I came away from my ride trusting the technology. The self-driving car detected obstacles, people and even potholes, and responded intelligently. The expected is already mundane. The bigger challenge for Uber is planning for the unexpected.
Uber is first offering autonomous pickups in a few Pittsburgh neighborhoods. Within a few weeks, it will expand to the airport and a northern suburb. The slow rollout is because Uber pre-maps the roads its cars travel — a practice Carnegie Mellon University researcher Aaron Steinfeld, who is unaffiliated with Uber, assured me is totally normal. The cars receive pre-collected maps that include speed limits and other generally applicable information so they can focus on real-time detection of variables like pedestrians.
Uber logs each of its road tests and uses the data to tweak how the cars should respond in specific situations. For example, the cars know that when they arrive at a four-way stop they should drive on in order of when they arrived. But what happens when another car fails to respect that order? It knows it should stop if another car jumps the gun, but it should also know to go if another car takes too long.

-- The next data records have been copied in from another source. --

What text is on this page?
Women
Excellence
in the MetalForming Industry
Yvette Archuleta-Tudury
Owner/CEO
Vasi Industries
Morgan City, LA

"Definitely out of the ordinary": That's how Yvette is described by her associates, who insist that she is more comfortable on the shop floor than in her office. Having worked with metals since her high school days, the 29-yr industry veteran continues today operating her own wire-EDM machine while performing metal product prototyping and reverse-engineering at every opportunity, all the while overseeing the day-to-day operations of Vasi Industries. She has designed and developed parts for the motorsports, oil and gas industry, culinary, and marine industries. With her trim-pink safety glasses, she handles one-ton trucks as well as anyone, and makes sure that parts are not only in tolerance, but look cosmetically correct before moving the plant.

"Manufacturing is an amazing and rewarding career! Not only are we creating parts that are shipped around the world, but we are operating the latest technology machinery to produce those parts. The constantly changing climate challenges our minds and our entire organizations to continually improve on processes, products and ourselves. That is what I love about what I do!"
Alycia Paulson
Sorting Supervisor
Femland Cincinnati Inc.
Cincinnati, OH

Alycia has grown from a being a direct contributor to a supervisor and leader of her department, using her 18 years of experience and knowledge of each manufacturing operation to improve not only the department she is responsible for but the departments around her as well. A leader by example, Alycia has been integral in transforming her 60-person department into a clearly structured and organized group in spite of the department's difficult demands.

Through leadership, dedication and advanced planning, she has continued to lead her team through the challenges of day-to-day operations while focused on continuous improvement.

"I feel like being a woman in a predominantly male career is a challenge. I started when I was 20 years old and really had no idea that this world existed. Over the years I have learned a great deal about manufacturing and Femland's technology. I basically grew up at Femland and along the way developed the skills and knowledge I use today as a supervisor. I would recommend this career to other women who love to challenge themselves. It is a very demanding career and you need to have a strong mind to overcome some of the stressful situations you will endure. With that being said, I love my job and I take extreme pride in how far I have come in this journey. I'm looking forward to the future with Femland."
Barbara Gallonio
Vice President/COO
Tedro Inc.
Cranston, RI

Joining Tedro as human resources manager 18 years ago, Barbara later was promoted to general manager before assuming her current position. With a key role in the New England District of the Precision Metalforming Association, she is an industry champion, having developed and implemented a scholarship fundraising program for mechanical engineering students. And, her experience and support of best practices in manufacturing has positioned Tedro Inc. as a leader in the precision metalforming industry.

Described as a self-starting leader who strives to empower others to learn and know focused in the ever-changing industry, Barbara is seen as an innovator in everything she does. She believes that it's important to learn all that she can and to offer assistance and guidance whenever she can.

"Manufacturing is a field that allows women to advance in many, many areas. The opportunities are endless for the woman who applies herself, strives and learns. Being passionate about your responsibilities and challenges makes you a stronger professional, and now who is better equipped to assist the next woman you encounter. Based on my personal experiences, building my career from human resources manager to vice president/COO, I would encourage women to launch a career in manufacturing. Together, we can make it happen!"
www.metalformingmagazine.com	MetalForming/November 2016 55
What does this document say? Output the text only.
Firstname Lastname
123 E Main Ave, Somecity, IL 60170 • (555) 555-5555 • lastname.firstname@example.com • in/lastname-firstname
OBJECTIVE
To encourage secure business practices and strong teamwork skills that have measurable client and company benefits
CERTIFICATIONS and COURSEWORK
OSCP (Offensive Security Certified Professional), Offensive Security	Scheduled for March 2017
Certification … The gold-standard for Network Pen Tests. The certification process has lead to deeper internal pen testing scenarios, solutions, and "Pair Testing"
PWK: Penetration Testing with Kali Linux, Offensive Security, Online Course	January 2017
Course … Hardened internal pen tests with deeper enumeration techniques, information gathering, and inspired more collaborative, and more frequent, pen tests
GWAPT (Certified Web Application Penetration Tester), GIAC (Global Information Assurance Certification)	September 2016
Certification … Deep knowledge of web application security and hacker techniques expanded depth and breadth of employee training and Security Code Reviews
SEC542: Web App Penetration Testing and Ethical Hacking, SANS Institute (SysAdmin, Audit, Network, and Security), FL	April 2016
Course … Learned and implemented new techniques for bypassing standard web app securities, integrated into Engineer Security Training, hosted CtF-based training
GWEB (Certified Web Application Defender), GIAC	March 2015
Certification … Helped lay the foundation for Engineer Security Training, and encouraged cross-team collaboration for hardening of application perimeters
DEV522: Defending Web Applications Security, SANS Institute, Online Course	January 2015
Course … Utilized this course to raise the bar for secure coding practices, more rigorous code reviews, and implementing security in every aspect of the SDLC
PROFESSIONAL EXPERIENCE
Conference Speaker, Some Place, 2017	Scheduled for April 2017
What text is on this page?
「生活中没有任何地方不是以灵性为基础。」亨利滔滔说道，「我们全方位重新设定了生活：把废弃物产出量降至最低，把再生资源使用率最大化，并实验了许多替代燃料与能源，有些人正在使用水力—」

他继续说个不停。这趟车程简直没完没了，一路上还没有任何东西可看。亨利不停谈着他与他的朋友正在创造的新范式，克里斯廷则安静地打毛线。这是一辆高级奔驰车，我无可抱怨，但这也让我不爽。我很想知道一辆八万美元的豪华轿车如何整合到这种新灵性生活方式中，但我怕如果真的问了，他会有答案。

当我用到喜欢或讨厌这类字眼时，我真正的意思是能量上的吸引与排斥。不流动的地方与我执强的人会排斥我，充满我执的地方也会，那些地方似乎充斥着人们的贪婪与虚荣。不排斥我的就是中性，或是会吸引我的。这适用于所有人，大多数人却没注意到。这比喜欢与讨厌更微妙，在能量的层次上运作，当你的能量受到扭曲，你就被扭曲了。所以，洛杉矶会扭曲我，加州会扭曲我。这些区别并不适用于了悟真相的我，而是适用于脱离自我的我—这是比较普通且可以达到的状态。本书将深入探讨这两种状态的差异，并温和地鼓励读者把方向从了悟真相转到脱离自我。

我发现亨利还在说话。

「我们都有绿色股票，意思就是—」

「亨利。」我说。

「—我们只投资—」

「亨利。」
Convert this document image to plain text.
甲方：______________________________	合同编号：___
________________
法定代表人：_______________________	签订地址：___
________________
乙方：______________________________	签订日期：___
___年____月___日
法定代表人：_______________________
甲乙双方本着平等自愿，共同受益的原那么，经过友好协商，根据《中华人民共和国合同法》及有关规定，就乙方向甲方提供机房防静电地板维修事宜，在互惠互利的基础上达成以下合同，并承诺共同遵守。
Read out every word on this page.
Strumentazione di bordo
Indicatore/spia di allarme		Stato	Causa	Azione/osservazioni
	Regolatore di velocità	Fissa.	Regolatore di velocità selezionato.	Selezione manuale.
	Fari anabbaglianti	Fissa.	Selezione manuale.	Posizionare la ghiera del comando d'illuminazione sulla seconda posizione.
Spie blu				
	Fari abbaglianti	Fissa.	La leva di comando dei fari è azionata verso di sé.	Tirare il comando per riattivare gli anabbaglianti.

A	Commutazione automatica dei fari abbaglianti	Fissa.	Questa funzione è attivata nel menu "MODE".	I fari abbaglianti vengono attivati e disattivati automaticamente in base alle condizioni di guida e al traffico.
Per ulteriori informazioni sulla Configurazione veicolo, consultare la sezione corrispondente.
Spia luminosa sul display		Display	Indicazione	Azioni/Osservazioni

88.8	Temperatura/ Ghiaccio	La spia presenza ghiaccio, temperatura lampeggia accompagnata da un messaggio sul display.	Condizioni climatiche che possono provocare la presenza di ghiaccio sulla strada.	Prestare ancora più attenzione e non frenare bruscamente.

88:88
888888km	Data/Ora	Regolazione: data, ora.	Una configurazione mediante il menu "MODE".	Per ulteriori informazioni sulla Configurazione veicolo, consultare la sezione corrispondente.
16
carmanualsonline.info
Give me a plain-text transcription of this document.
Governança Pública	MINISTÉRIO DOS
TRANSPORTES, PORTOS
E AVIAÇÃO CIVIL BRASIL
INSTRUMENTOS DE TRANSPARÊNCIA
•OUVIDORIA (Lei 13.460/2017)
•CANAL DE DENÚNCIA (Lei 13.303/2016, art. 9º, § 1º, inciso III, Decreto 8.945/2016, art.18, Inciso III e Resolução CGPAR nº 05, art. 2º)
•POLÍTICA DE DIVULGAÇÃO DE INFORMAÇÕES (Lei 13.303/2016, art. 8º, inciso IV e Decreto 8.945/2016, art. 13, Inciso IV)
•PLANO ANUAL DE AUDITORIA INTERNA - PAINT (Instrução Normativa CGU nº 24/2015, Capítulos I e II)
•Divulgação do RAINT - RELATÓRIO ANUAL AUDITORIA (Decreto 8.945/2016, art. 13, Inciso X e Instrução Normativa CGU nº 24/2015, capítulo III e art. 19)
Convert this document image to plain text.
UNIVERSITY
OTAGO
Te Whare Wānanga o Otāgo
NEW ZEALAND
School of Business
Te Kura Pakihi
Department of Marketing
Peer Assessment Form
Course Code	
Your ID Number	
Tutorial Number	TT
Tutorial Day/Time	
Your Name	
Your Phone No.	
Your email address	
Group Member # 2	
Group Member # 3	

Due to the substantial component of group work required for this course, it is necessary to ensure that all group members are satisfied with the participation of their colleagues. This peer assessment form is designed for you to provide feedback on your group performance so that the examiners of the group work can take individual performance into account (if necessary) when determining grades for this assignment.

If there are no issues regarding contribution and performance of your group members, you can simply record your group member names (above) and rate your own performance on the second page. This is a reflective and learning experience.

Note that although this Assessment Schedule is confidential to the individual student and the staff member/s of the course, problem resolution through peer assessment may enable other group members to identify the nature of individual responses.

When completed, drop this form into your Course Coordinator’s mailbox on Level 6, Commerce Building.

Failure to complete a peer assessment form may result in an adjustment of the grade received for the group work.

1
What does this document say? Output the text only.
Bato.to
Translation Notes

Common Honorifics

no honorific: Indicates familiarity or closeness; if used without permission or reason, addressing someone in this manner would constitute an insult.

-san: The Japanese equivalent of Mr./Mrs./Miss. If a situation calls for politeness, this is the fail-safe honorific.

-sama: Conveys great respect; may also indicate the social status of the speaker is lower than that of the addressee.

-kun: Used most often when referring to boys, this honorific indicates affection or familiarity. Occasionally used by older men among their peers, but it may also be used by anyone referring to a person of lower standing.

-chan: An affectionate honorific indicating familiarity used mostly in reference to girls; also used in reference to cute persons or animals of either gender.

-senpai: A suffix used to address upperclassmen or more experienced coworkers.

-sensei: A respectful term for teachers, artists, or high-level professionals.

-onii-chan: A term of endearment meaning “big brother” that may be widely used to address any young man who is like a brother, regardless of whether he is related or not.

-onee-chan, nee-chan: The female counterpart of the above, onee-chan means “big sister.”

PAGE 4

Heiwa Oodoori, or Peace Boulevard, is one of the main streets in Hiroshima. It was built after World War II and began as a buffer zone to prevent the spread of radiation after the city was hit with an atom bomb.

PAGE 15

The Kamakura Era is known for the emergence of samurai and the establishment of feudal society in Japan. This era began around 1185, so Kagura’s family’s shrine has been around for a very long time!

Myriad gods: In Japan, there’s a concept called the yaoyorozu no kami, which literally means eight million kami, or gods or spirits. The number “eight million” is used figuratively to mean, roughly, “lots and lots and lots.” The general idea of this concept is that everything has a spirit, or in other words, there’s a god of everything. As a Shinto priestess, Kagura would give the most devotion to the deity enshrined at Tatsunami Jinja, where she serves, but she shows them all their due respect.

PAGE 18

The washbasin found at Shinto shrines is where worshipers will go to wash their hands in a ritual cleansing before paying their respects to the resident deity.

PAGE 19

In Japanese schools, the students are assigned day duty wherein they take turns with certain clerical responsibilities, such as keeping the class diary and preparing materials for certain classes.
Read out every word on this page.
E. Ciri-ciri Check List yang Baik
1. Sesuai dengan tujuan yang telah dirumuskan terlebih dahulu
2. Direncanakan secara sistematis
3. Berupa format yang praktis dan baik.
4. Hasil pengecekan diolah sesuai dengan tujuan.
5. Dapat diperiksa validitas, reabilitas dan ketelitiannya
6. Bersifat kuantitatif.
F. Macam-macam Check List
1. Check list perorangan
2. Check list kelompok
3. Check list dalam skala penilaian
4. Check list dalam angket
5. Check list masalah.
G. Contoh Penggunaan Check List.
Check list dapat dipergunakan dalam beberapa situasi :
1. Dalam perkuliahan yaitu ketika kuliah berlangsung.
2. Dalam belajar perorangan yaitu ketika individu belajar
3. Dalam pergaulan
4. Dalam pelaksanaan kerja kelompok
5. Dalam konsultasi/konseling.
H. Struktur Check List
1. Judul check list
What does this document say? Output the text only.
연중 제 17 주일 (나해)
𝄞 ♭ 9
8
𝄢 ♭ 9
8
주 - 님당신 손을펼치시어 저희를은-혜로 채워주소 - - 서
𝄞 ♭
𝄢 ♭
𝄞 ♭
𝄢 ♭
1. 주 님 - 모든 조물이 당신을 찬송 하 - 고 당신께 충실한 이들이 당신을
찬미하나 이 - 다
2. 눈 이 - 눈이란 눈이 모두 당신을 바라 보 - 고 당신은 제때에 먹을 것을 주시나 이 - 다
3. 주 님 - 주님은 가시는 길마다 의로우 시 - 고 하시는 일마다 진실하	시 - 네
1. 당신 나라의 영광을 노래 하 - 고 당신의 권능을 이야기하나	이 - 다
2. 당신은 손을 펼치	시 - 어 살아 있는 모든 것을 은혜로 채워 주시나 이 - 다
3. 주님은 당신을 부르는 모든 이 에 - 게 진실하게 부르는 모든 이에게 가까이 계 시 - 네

Humans still abide by many social cues when they’re driving. They make eye contact with other drivers and can read the subtle body language of a jogger that says they are thinking about cutting across the street. Uber’s cars can predict the likelihood that a pedestrian is about to cross the road, but reading actual social cues is still just a goal.
The company plans to switch to one ride-along engineer within the next six months. Eventually, the final engineer could be replaced by a remote help center; when a car encounters a foreign situation, it contacts a human in the center for help. Uber is also researching how to prevent accidental gridlock situations and how cars should behave when there are many pedestrians in the street.
Pittsburgh’s open door
Uber came to Pittsburgh for its engineering talent. Carnegie Mellon is home to a famed robotics program that has produced members of autonomous vehicle teams all over the country.
The city was quick to offer its support, too. Mayor William Peduto is an Uber rider and said the city is open to innovative companies that can bring new services and jobs to the city.
“Pittsburgh and, in particular, Carnegie Mellon University have been leaders in autonomous vehicle research for decades and this is a logical next step,” Peduto said. “Under state law, automated vehicles are allowed on Pennsylvania streets as long as there is a licensed driver behind the wheel, as there will be in the Uber rollout.”
Even the Uber driver who brought us to the event seemed intrigued. She wondered if she might become a self-driving car handler during the testing phase.
A few Uber employees mentioned weather as another perk for testing in Pittsburgh. While Google’s cars cruising around Silicon Valley might only see the occasional rain, Pittsburgh has four seasons. It’s also an old city with an irregular grid, bridges and lots of potholes.
“We like to call Pittsburgh the double black diamond of driving,” ATC’s Krikorian said. “If we really can master driving in Pittsburgh, then we feel strongly that we have a good chance of being able to master it in most other cities around the world.”
A litmus test
At no point did Uber suggest the current technology found in its cars is ready to roll out to the masses. Like Google, Carnegie Mellon and many other labs developing self-driving technology, it is carefully logging hours and hours of road tests. Its team is slowly working its way through a long list of scenarios its cars should be prepared to respond to in the wild.